Grut arrived in London for the 1948 Olympic Games very well prepared. The modern pentathlon event was organized in Aldershot. Grut's Swedish teammates were Gösta Gärdin and Sune Wehlin. Grut had an element of luck in drawing a good horse, Clarian Boy, for the riding event, and from then he went on to complete his best competition result ever. Modern pentathlon scores were calculated according to ranking in each event in those days (the lower the score, the better), and Grut's final result was 1+1+5+1+8=16, an unbroken record. Grut thereby won Olympic Gold in Modern Pentathlon. Gärdin won bronze.

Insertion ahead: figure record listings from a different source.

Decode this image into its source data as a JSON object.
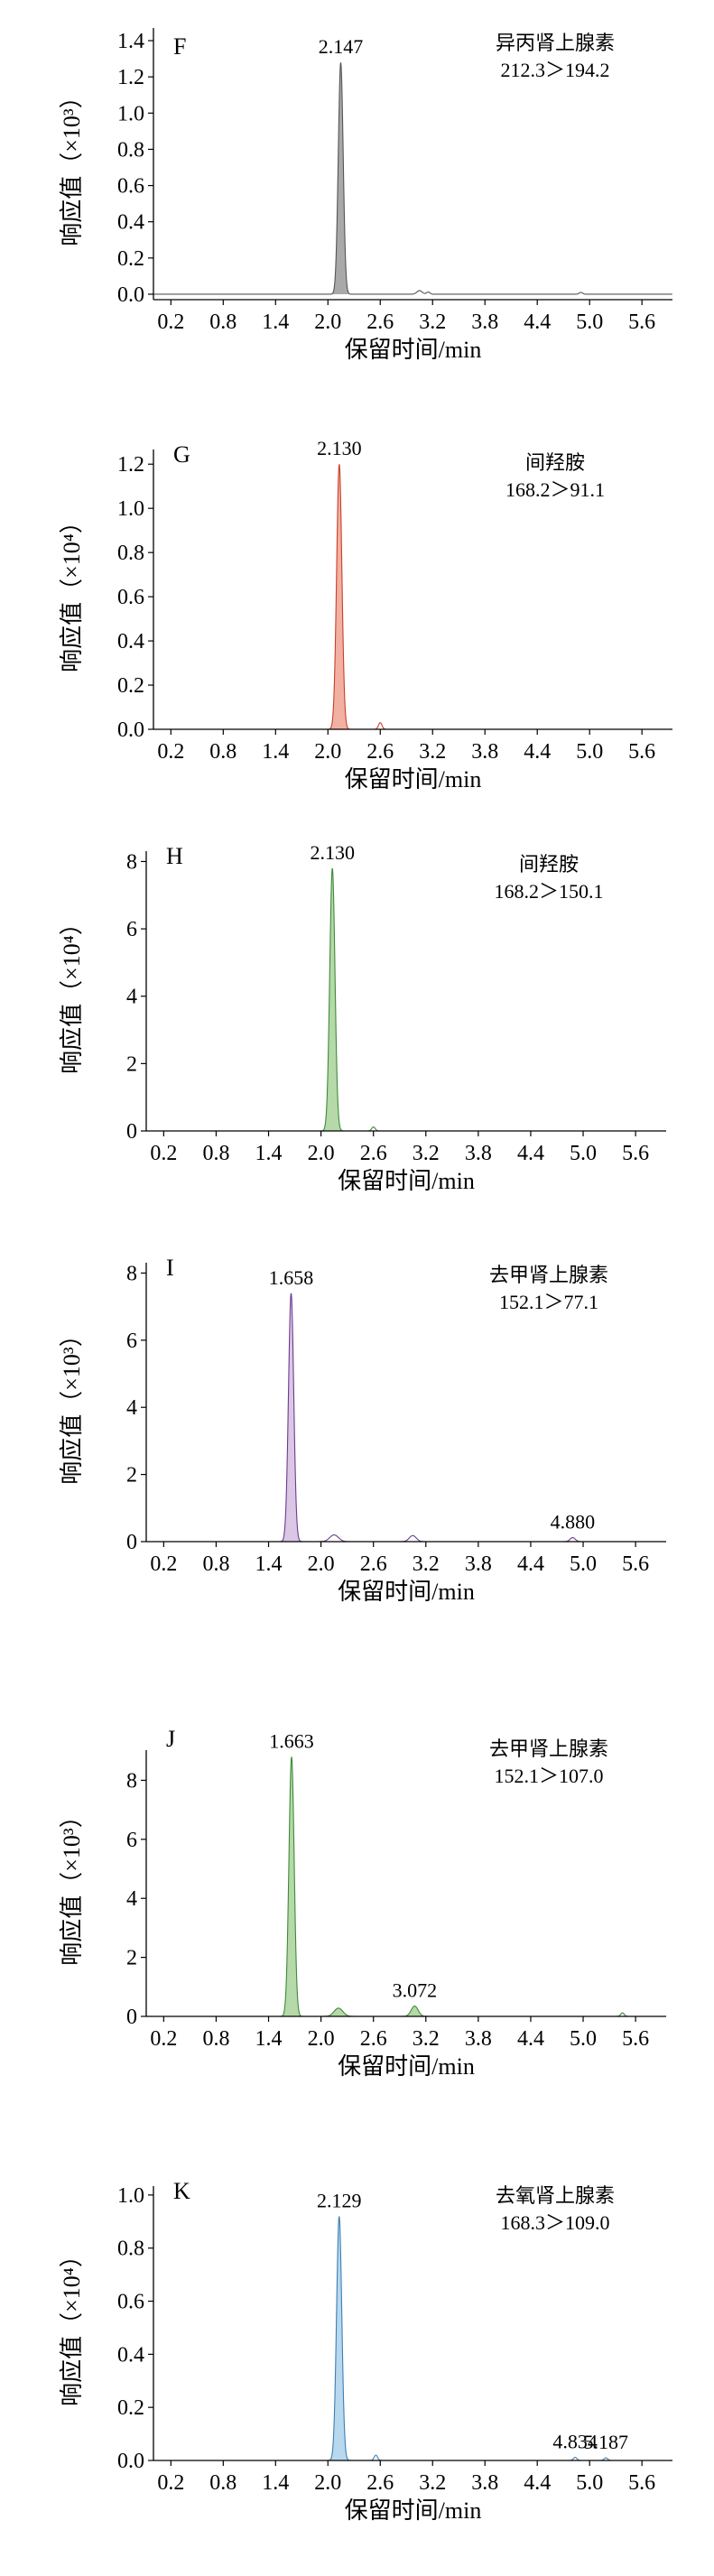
{
  "chart_data": [
    {
      "type": "line",
      "panel_label": "F",
      "compound": "异丙肾上腺素",
      "transition": "212.3＞194.2",
      "xlabel": "保留时间/min",
      "ylabel": "响应值（×10³）",
      "xticks": [
        "0.2",
        "0.8",
        "1.4",
        "2.0",
        "2.6",
        "3.2",
        "3.8",
        "4.4",
        "5.0",
        "5.6"
      ],
      "yticks": [
        "0.0",
        "0.2",
        "0.4",
        "0.6",
        "0.8",
        "1.0",
        "1.2",
        "1.4"
      ],
      "xlim": [
        0.0,
        5.95
      ],
      "ylim": [
        -0.03,
        1.45
      ],
      "fill_color": "#a9a9a9",
      "line_color": "#555555",
      "peaks": [
        {
          "rt": 2.147,
          "height": 1.28,
          "width": 0.028,
          "labeled": true,
          "filled": true
        },
        {
          "rt": 3.05,
          "height": 0.02,
          "width": 0.03,
          "labeled": false,
          "filled": false
        },
        {
          "rt": 3.15,
          "height": 0.012,
          "width": 0.02,
          "labeled": false,
          "filled": false
        },
        {
          "rt": 4.9,
          "height": 0.01,
          "width": 0.02,
          "labeled": false,
          "filled": false
        }
      ],
      "peak_labels": [
        "2.147"
      ]
    },
    {
      "type": "line",
      "panel_label": "G",
      "compound": "间羟胺",
      "transition": "168.2＞91.1",
      "xlabel": "保留时间/min",
      "ylabel": "响应值（×10⁴）",
      "xticks": [
        "0.2",
        "0.8",
        "1.4",
        "2.0",
        "2.6",
        "3.2",
        "3.8",
        "4.4",
        "5.0",
        "5.6"
      ],
      "yticks": [
        "0.0",
        "0.2",
        "0.4",
        "0.6",
        "0.8",
        "1.0",
        "1.2"
      ],
      "xlim": [
        0.0,
        5.95
      ],
      "ylim": [
        0.0,
        1.25
      ],
      "fill_color": "#f2b0a2",
      "line_color": "#c8402a",
      "peaks": [
        {
          "rt": 2.13,
          "height": 1.2,
          "width": 0.03,
          "labeled": true,
          "filled": true
        },
        {
          "rt": 2.6,
          "height": 0.03,
          "width": 0.02,
          "labeled": false,
          "filled": false
        }
      ],
      "peak_labels": [
        "2.130"
      ]
    },
    {
      "type": "line",
      "panel_label": "H",
      "compound": "间羟胺",
      "transition": "168.2＞150.1",
      "xlabel": "保留时间/min",
      "ylabel": "响应值（×10⁴）",
      "xticks": [
        "0.2",
        "0.8",
        "1.4",
        "2.0",
        "2.6",
        "3.2",
        "3.8",
        "4.4",
        "5.0",
        "5.6"
      ],
      "yticks": [
        "0",
        "2",
        "4",
        "6",
        "8"
      ],
      "xlim": [
        0.0,
        5.95
      ],
      "ylim": [
        0.0,
        8.2
      ],
      "fill_color": "#b5d9a8",
      "line_color": "#3f8a3a",
      "peaks": [
        {
          "rt": 2.13,
          "height": 7.8,
          "width": 0.03,
          "labeled": true,
          "filled": true
        },
        {
          "rt": 2.6,
          "height": 0.12,
          "width": 0.02,
          "labeled": false,
          "filled": false
        }
      ],
      "peak_labels": [
        "2.130"
      ]
    },
    {
      "type": "line",
      "panel_label": "I",
      "compound": "去甲肾上腺素",
      "transition": "152.1＞77.1",
      "xlabel": "保留时间/min",
      "ylabel": "响应值（×10³）",
      "xticks": [
        "0.2",
        "0.8",
        "1.4",
        "2.0",
        "2.6",
        "3.2",
        "3.8",
        "4.4",
        "5.0",
        "5.6"
      ],
      "yticks": [
        "0",
        "2",
        "4",
        "6",
        "8"
      ],
      "xlim": [
        0.0,
        5.95
      ],
      "ylim": [
        0.0,
        8.2
      ],
      "fill_color": "#dcc6e6",
      "line_color": "#6a3d8e",
      "peaks": [
        {
          "rt": 1.658,
          "height": 7.4,
          "width": 0.03,
          "labeled": true,
          "filled": true
        },
        {
          "rt": 2.15,
          "height": 0.2,
          "width": 0.05,
          "labeled": false,
          "filled": false
        },
        {
          "rt": 3.05,
          "height": 0.18,
          "width": 0.04,
          "labeled": false,
          "filled": false
        },
        {
          "rt": 4.88,
          "height": 0.12,
          "width": 0.03,
          "labeled": true,
          "filled": false
        }
      ],
      "peak_labels": [
        "1.658",
        "4.880"
      ]
    },
    {
      "type": "line",
      "panel_label": "J",
      "compound": "去甲肾上腺素",
      "transition": "152.1＞107.0",
      "xlabel": "保留时间/min",
      "ylabel": "响应值（×10³）",
      "xticks": [
        "0.2",
        "0.8",
        "1.4",
        "2.0",
        "2.6",
        "3.2",
        "3.8",
        "4.4",
        "5.0",
        "5.6"
      ],
      "yticks": [
        "0",
        "2",
        "4",
        "6",
        "8"
      ],
      "xlim": [
        0.0,
        5.95
      ],
      "ylim": [
        0.0,
        8.9
      ],
      "fill_color": "#b5d9a8",
      "line_color": "#3f8a3a",
      "peaks": [
        {
          "rt": 1.663,
          "height": 8.8,
          "width": 0.03,
          "labeled": true,
          "filled": true
        },
        {
          "rt": 2.2,
          "height": 0.28,
          "width": 0.05,
          "labeled": false,
          "filled": true
        },
        {
          "rt": 3.072,
          "height": 0.35,
          "width": 0.04,
          "labeled": true,
          "filled": true
        },
        {
          "rt": 5.45,
          "height": 0.12,
          "width": 0.02,
          "labeled": false,
          "filled": false
        }
      ],
      "peak_labels": [
        "1.663",
        "3.072"
      ]
    },
    {
      "type": "line",
      "panel_label": "K",
      "compound": "去氧肾上腺素",
      "transition": "168.3＞109.0",
      "xlabel": "保留时间/min",
      "ylabel": "响应值（×10⁴）",
      "xticks": [
        "0.2",
        "0.8",
        "1.4",
        "2.0",
        "2.6",
        "3.2",
        "3.8",
        "4.4",
        "5.0",
        "5.6"
      ],
      "yticks": [
        "0.0",
        "0.2",
        "0.4",
        "0.6",
        "0.8",
        "1.0"
      ],
      "xlim": [
        0.0,
        5.95
      ],
      "ylim": [
        0.0,
        1.02
      ],
      "fill_color": "#b8d8ee",
      "line_color": "#3d7fb5",
      "peaks": [
        {
          "rt": 2.129,
          "height": 0.92,
          "width": 0.03,
          "labeled": true,
          "filled": true
        },
        {
          "rt": 2.55,
          "height": 0.02,
          "width": 0.02,
          "labeled": false,
          "filled": false
        },
        {
          "rt": 4.834,
          "height": 0.012,
          "width": 0.02,
          "labeled": true,
          "filled": false
        },
        {
          "rt": 5.187,
          "height": 0.01,
          "width": 0.02,
          "labeled": true,
          "filled": false
        }
      ],
      "peak_labels": [
        "2.129",
        "4.834",
        "5.187"
      ]
    }
  ]
}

Sweden took home 17 Olympic Gold Medals from London. The prestigious "Svenska Dagbladet Achievement Award" (Svenska Dagbladets Guldmedalj) was awarded to Grut that year.

Grut stopped competing after the London Olympic Games and started managing the Swedish Modern Pentathlon team instead. He coached Lars Hall, who went on to win two Olympic Gold Medals (Helsinki, 1952, and Melbourne, 1956). In 1960, Grut was elected secretary general of the International Modern Pentathlon and Biathlon Union (UIPMB), a post he held for 24 years. The same year he served as a flag bearer for Sweden at the 1960 Summer Olympics. In his spare time, Grut took up golf – his handicap never fell below 12, but golf still brought him immense pleasure in later life.

At Karlberg military academy, Grut's sports teacher had advised his young cadets to "pursue sports until the day you die, but do not let sports be the death of you" – a piece of advice Grut took to heart and abided by all his life.